As I said, I think Gary is a pretty hip guy in addition to knowing his wines, so I want to share a video of his from YouTube that speaks to this very topic. Pretty much says it all. Thanks Gary!



  1. says

    Great post! Save this one, Barb for our book. I will add one caveat. I have a client who is worried about “bothering” people. The reason she’s worried is someone in her industry overused email and drove everyone nuts. He sent daily tips about things people didn’t need or already knew. Everyone considers him a joke.

    He did a disservice not only to my client but to the medium as a whole. He began bugging people before he had a relationship with them. Again, the sleazy techniques in any medium fail. Unfortunately now my client is hesitant to send out things too often. She is slowly getting past this, but it will take time.

    As Gary said in the video, you ask people when you meet them in person if they want more information. It’s the polite way whether in person or online.

  2. Barbara Giamanco says

    Thanks Joan!

    It is certainly true that some people will always find ways to abuse and misuse tools. The individual you mentioned is probably the same one who shoves a business card into the unsuspecting face of every person they meet. Actually, I think I’ve met that guy in the vegetable section at Publix:). That being said, I caution people not let the obnoxiousness of a few unenlightened souls stop them from doing it the right way! Used correctly – social media tools are a way to learn from people all around the world, as well as share what you have to offer. As Guy Kawasaki says…the key to success is to share really good SHITake!

    What I would suggest to your client is that she shouldn’t hide, because some idiot in her profession did the wrong things. That’s not her! Here are a few of Barb’s tips:

    1. She can use snail mail to keep in touch instead of email.

    It is not unusual for me to pull an article from a magazine that I then send to a client and/or prospect with a handwritten note letting them know why I thought the information would be beneficial to them. Takes a little more time, but it’s personalized and people appreciate that you thought that much of them.

    2. Ask permission to send email.

    Your client can easily let her clients and/or prospects know that she likes to serve as a trusted adviser. For that reason, she watches for important information about the industry that she would like to be able to pass on when she feels it would benefit them. If they say no – that’s fine. Usually people are fine with it though, so long as you stick to the deal and only send relevant information.

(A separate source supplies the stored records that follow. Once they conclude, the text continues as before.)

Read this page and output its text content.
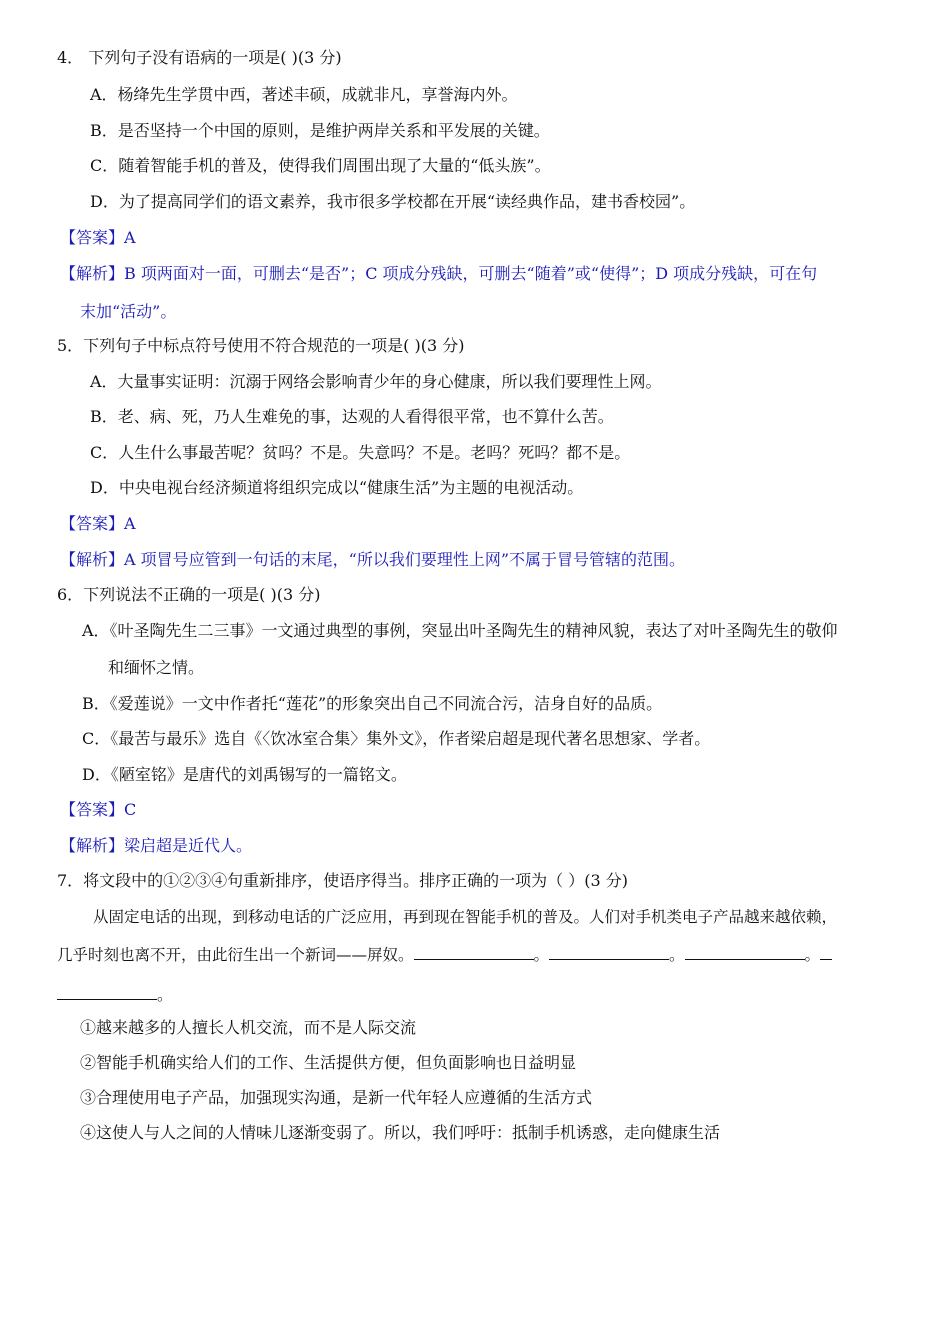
4． 下列句子没有语病的一项是( )(3 分)
A．杨绛先生学贯中西，著述丰硕，成就非凡，享誉海内外。
B．是否坚持一个中国的原则，是维护两岸关系和平发展的关键。
C．随着智能手机的普及，使得我们周围出现了大量的“低头族”。
D．为了提高同学们的语文素养，我市很多学校都在开展“读经典作品，建书香校园”。
【答案】A
【解析】B 项两面对一面，可删去“是否”；C 项成分残缺，可删去“随着”或“使得”；D 项成分残缺，可在句
末加“活动”。
5．下列句子中标点符号使用不符合规范的一项是( )(3 分)
A．大量事实证明：沉溺于网络会影响青少年的身心健康，所以我们要理性上网。
B．老、病、死，乃人生难免的事，达观的人看得很平常，也不算什么苦。
C．人生什么事最苦呢？贫吗？不是。失意吗？不是。老吗？死吗？都不是。
D．中央电视台经济频道将组织完成以“健康生活”为主题的电视活动。
【答案】A
【解析】A 项冒号应管到一句话的末尾，“所以我们要理性上网”不属于冒号管辖的范围。
6．下列说法不正确的一项是( )(3 分)
A．《叶圣陶先生二三事》一文通过典型的事例，突显出叶圣陶先生的精神风貌，表达了对叶圣陶先生的敬仰
和缅怀之情。
B．《爱莲说》一文中作者托“莲花”的形象突出自己不同流合污，洁身自好的品质。
C．《最苦与最乐》选自《〈饮冰室合集〉集外文》，作者梁启超是现代著名思想家、学者。
D．《陋室铭》是唐代的刘禹锡写的一篇铭文。
【答案】C
【解析】梁启超是近代人。
7．将文段中的①②③④句重新排序，使语序得当。排序正确的一项为（ ）(3 分)
从固定电话的出现，到移动电话的广泛应用，再到现在智能手机的普及。人们对手机类电子产品越来越依赖，
几乎时刻也离不开，由此衍生出一个新词——屏奴。	。	。	。
。
①越来越多的人擅长人机交流，而不是人际交流
②智能手机确实给人们的工作、生活提供方便，但负面影响也日益明显
③合理使用电子产品，加强现实沟通，是新一代年轻人应遵循的生活方式
④这使人与人之间的人情味儿逐渐变弱了。所以，我们呼吁：抵制手机诱惑，走向健康生活
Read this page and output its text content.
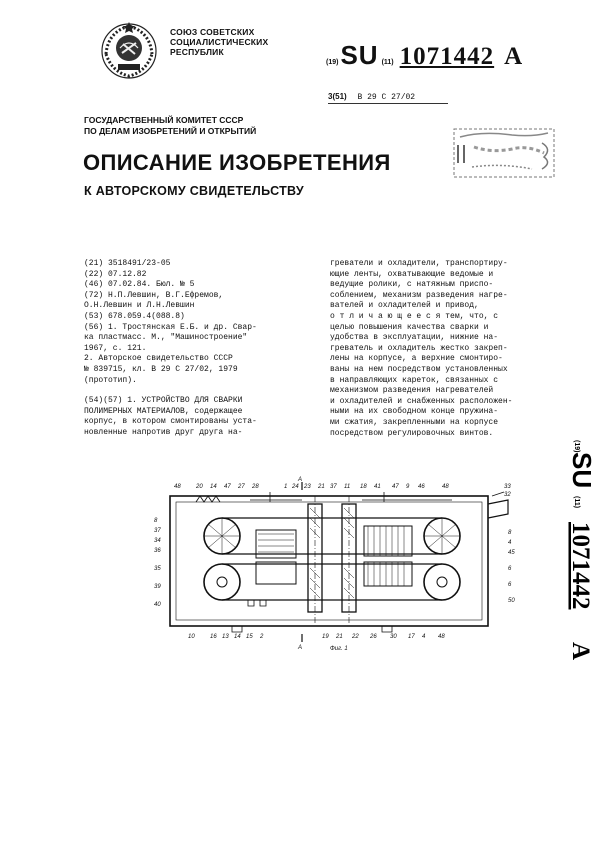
СОЮЗ СОВЕТСКИХ
СОЦИАЛИСТИЧЕСКИХ
РЕСПУБЛИК
(19) SU (11) 1071442 A
3(51) В 29 С 27/02
ГОСУДАРСТВЕННЫЙ КОМИТЕТ СССР
ПО ДЕЛАМ ИЗОБРЕТЕНИЙ И ОТКРЫТИЙ
ОПИСАНИЕ ИЗОБРЕТЕНИЯ
К АВТОРСКОМУ СВИДЕТЕЛЬСТВУ
(21) 3518491/23-05
(22) 07.12.82
(46) 07.02.84. Бюл. № 5
(72) Н.П.Левшин, В.Г.Ефремов,
О.Н.Левшин и Л.Н.Левшин
(53) 678.059.4(088.8)
(56) 1. Тростянская Е.Б. и др. Свар-
ка пластмасс. М., "Машиностроение"
1967, с. 121.
2. Авторское свидетельство СССР
№ 839715, кл. В 29 С 27/02, 1979
(прототип).
(54)(57) 1. УСТРОЙСТВО ДЛЯ СВАРКИ
ПОЛИМЕРНЫХ МАТЕРИАЛОВ, содержащее
корпус, в котором смонтированы уста-
новленные напротив друг друга на-
греватели и охладители, транспортиру-
ющие ленты, охватывающие ведомые и
ведущие ролики, с натяжным приспо-
соблением, механизм разведения нагре-
вателей и охладителей и привод,
о т л и ч а ю щ е е с я тем, что, с
целью повышения качества сварки и
удобства в эксплуатации, нижние на-
греватель и охладитель жестко закреп-
лены на корпусе, а верхние смонтиро-
ваны на нем посредством установленных
в направляющих кареток, связанных с
механизмом разведения нагревателей
и охладителей и снабженных расположен-
ными на их свободном конце пружина-
ми сжатия, закрепленными на корпусе
посредством регулировочных винтов.
(19)
SU
(11)
1071442
A
А
А
48	20 14 47 27 28	1 24 23 21 37 11 18 41 47 9 46	48
8
37
34
36
35
39
40
33
32
8
4
45
6
6
50
10	16 13 14 15 2	19 21 22 26 30 17 4 48
Фиг. 1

    3. Use Constant Contact for her marketing communication.

    Using something like Constant Contact gives people an easy way to “opt out”, which is legally required by the CAN-SPAM act anyway. Even if someone has given their permission to receive your information, they might decide later on that they are overloaded and need to remove their name from your list. Constant Contact and email software like it provides that functionality.

    In my experience, people get ticked off when: they are sent email junk that is a sales pitch and/or about you and not relevant to them; they haven’t given their permission to receive what you are sending; OR they can’t easily get off your list. Done right, you can use social media to build relationships that lead to sales. Done wrong…well, you become joke fodder over 5pm cocktails.

    BTW…if people get tired of receiving junk email…you can mark it as junk in your email in-box and never give it a 2nd thought!

  3. says

    Recovering from any faux-pas (your own or someone else’s affecting your reputation/credibility) takes time. One of the quickest ways to recover is to set yourself apart and offer extremely good value or information to others without expecting anything in return. I’m not suggesting giving away the farm, but just enough so that people know where to return to for more.

  4. says


    Just now discovering your blog– it’s great! All valid points about networking. I find that once again, people are focusing on the technology and not the psychology of networking– it’s to make a connection with a human being. Even though I’ve networked successfully face-to-face, the new tech sometimes can be challenging. Thanks for a common sense approach.